Declarations
Reformers Battle Cry
“Let’s not make it something it’s not. Let’s not be phony. Let’s not be disingenuous.”
—Pennsylvania Majority Leader Mike Turzai, an Allegheny Republican who helped shepherd a major tort reform bill through the house last month. Republicans say the bill would rein in excessive verdicts and improve liability laws in the Keystone State. Democrats say the bill hurts victims and insulates companies.
Forecast Underwhelms
“Assuming the economic recovery continues at a modest pace, expected small increases in premium exposures in personal auto and in most commercial lines are the principal drivers of the premium increase.”
—Clint Harris, analyst at Conning Research & Consulting, which forecasts premium growth of between 3 and 4 percent in 2011, and about 5 percent for the following two years. That improvement would be “well short of what would be considered a meaningful turn in the underwriting cycle,” according to the company. Conning also predicted underwriting results would deteriorate about two percentage points this year compared to 2010.
Oil Spill Maneuvering
“These (law)suits are intended to spread liability, but they’re also part of a larger public relations effort for BP… (which) wants to remind the world they weren’t the only corporation that was a key player in this cascade of bad events that led to a remarkably bad outcome.”

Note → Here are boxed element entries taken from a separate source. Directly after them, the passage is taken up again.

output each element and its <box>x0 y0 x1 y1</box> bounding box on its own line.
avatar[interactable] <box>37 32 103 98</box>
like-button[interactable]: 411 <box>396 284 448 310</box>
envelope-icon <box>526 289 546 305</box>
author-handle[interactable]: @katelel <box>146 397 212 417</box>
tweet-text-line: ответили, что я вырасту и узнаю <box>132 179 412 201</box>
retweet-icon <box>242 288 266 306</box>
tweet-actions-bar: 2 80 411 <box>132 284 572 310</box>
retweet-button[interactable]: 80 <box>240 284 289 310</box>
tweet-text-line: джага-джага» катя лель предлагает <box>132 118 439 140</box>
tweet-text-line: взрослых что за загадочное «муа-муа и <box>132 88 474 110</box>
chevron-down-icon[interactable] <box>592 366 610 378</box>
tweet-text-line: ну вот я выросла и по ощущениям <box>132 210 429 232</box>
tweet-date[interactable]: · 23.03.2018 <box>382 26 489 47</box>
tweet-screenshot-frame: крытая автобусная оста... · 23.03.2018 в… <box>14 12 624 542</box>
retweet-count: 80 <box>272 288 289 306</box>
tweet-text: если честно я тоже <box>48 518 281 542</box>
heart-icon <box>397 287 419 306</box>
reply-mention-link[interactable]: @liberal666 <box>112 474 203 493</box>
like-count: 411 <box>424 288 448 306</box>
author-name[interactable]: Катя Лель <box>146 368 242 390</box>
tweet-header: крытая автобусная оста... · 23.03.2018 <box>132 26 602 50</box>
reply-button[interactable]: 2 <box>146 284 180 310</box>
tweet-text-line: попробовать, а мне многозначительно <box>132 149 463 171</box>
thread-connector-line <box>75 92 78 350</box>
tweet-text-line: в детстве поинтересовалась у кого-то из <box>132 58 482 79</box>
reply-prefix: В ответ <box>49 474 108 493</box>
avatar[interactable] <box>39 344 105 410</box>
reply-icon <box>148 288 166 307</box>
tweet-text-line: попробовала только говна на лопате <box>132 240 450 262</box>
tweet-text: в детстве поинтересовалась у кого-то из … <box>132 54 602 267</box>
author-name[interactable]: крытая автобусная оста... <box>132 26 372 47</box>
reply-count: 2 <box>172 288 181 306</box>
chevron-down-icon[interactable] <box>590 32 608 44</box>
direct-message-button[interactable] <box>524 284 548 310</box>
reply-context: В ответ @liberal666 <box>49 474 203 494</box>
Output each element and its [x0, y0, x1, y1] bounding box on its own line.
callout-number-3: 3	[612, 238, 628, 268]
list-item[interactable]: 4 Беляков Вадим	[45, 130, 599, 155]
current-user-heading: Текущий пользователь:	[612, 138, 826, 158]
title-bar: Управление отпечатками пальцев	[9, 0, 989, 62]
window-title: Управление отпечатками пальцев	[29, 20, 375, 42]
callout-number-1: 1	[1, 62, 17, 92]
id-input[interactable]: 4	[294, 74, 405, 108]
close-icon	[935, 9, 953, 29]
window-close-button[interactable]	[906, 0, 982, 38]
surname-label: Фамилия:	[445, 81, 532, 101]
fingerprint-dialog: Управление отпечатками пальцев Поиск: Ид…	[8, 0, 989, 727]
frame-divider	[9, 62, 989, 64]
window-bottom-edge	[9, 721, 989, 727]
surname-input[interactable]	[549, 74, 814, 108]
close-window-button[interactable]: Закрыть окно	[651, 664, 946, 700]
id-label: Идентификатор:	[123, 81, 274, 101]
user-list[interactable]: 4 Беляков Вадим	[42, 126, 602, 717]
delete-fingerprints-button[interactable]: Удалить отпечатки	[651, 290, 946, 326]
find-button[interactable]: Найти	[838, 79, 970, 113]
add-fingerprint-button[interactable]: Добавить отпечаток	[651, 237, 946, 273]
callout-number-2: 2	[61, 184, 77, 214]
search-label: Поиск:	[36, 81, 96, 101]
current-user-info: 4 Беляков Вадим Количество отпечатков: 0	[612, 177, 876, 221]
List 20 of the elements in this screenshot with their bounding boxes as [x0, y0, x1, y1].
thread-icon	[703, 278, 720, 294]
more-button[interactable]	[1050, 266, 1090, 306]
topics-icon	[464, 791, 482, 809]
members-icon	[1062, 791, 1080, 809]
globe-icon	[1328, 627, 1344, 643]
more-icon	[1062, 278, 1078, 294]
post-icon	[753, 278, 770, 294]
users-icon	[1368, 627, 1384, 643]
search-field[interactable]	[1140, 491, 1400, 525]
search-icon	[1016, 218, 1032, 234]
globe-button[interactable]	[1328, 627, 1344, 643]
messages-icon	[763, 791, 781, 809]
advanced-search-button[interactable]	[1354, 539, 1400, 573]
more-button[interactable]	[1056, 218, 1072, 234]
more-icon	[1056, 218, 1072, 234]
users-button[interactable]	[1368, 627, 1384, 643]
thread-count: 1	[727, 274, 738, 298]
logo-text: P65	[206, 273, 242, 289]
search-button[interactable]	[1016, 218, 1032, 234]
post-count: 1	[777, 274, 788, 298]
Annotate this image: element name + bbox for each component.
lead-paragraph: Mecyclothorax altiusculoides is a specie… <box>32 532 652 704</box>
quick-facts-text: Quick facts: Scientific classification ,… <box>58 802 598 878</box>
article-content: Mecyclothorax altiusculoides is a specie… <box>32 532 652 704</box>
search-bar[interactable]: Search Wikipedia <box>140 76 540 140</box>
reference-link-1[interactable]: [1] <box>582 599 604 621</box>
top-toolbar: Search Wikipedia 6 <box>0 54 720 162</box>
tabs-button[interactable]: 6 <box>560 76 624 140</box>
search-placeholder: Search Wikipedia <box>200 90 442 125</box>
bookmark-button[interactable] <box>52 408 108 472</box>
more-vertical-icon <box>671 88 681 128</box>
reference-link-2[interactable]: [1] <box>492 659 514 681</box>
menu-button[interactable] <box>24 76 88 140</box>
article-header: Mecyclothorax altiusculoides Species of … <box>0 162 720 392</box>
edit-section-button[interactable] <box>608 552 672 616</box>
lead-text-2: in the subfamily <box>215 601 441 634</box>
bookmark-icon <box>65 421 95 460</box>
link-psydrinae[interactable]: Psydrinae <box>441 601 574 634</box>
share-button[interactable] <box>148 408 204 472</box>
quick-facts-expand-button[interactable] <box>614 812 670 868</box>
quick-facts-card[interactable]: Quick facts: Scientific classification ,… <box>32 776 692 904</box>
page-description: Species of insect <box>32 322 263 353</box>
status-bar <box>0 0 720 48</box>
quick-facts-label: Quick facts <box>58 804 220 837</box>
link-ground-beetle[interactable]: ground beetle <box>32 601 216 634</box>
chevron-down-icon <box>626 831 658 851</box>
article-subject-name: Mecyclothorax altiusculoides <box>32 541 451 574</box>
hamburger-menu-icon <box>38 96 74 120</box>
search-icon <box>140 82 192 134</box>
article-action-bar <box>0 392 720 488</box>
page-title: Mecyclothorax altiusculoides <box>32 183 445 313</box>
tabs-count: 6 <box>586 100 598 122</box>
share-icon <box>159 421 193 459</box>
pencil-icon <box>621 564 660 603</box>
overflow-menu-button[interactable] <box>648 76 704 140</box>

—David A. Logan, dean of Roger Williams University School of Law in Bristol, R.I., commenting on BP’s move to sue Transocean Ltd, Halliburton Co. and Cameron International Corp., in one of the biggest legal moves since last year’s blowout and oil spill. BP is seeking up to recover the full cost of the disaster — estimated at $42 billion — plus costs, interest and punitive damages from each of the companies that helped it drill the doomed well.